From his shortstop position, Robinson called for time and walked over to where Robinson stood. He placed his arm around Robinson’s shoulders in an unspoken gesture of support until the booing subsided and stopped. It was something Reese probably would never have dreamed of doing before that season. God had changed him simply by allowing him to experience day-to-day interaction with a man of another color.

Discipleship is not just about me and my relationship to God. Discipleship is also about me and my relationship to my fellow man. As the Bible states, the second greatest commandment is to love our neighbor as ourselves.

In Luke 4, Jesus teaches in the synagogues of Galilee. He returns home to Nazareth where he reads from Isaiah the prophet 2 and defines his ministry as “preaching good news to the poor, proclaiming freedom for the prisoners, recovery of sight for the blind, and release for the oppressed.” In other words, his ministry includes working for justice, ministering to the sick, and working for the oppressed. There are times when we seek to interpret discipleship in terms of me but we also need to define it in terms of service in the Kingdom, working for justice, racial equality, standing up for those unable to stand up for themselves. In other words, we need to see discipleship in terms of we as much as we define it in terms of me.

There’s an old poem entitled “I am one.”

I am only one.
But I am one.
I cannot do everything,
But I can do something.
What I ought to do, I can do.
And by the grace of God, I will do.

That’s a great attitude for disciples. None of us can solve all the world’s problems but we can each do something. Disciples are those who recognize God’s call whenever and wherever they see injustice in the world around them.

Years before there was a Jackie Robinson playing for the Dodgers, the University of Michigan baseball team traveled to South Bend, Indiana, to play Notre Dame a series of games. They were checking into the hotel in the days before credit cards, computers, and faxes. The coach would introduce each player as he came to the desk and they would sign in. When his catcher approached and was introduced, the clerk drew back the book and said, “We don’t register Negroes in this hotel.”

The coach stood there stunned. He said, “Well now, this is the University of Michigan baseball team and we are here as guests of Notre Dame University.”

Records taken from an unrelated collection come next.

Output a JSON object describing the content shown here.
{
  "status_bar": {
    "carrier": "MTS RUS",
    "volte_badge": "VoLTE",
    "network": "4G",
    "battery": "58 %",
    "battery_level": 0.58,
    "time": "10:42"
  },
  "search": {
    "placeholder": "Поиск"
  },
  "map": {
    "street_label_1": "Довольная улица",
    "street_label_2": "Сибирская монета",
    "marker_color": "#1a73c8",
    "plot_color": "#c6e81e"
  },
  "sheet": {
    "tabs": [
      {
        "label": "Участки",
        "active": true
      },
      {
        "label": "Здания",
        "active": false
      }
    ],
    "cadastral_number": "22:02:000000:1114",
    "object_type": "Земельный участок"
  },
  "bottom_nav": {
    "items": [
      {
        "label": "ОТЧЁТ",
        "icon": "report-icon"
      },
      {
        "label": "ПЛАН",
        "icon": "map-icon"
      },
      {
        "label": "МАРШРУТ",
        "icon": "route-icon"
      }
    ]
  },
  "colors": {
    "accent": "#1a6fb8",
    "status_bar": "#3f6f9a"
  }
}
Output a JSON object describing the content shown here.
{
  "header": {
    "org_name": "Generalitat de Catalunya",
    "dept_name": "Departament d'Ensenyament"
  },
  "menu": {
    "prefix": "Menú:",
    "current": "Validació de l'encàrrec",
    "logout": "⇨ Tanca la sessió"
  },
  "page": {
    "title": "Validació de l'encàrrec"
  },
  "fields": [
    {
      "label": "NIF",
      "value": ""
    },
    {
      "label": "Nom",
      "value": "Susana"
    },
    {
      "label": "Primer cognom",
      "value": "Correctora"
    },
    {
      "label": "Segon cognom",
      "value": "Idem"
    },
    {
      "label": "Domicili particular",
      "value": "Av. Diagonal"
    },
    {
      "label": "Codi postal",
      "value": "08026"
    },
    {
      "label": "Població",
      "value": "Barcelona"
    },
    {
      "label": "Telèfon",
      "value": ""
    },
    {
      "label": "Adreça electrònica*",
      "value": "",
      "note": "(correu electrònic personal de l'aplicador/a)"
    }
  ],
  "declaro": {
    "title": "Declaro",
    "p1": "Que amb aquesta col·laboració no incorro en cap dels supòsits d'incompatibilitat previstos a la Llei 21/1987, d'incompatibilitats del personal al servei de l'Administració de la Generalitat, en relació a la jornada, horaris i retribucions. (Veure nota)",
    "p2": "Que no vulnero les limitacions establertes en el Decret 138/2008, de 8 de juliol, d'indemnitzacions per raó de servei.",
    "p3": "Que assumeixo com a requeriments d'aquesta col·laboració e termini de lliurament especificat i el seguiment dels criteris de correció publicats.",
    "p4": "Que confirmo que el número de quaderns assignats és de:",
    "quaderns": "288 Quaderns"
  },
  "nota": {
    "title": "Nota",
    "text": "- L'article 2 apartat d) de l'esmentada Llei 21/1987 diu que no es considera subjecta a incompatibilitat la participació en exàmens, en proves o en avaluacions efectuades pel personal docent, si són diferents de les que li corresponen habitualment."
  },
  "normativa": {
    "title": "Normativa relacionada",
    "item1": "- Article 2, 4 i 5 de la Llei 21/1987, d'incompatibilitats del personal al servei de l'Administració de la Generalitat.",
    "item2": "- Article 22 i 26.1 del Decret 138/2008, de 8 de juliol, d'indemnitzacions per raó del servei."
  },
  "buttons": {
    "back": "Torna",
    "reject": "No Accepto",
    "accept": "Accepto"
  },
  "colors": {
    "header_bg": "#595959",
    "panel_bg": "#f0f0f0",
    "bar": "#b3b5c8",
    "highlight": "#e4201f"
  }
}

The clerk replied, “I don’t care if it’s the University of Michigan football and baseball teams, we do not register Negroes in this hotel.”

By now, all business in the lobby ceased and all those passing through waited to see what would transpire next. The coach asked if the young man could stay in his room, thus not having to officially register. The clerk thought for a moment and decided that would be all right.

When the coach got up to the room, he found this young man sitting on the bed and sobbing. He was pulling at the skin on his hands. Here was a young man who had been raised in the upper peninsula of Michigan and who had never experienced racial prejudice. He looked up at the coach and said, “It’s my skin coach, it’s my skin. If I could just tear it off, I’d be like everybody else underneath.”

The coach vowed on that day that he would do something to address this injustice. Years later, as the General Manager of the Dodgers, he did just that.3 It was that one act of injustice that drove Branch Rickey to act.

Disciples are those who see the injustices of the world, are affected by them, and strive to do something about it. Disciples are those who recognize God’s call whenever and wherever they see injustice, suffering, or oppression in the world around them. Disciples are those who minister on behalf of God in a hurting, often hurtful, sometimes hate-filled world.


Daniel Nicksich is Senior Minister of First Christian Church in Somerset, PA.


1. Matthew 22:39
2. See Luke 4:14-21 including the quote from Isaiah 61:1, 2
3. Red Barber, Branch Rickey, & Jackie Robinson references are from the book, The Greatest Baseball Stories Ever Told. Guilford: The Lyons Press, 2001, pp. 127-137.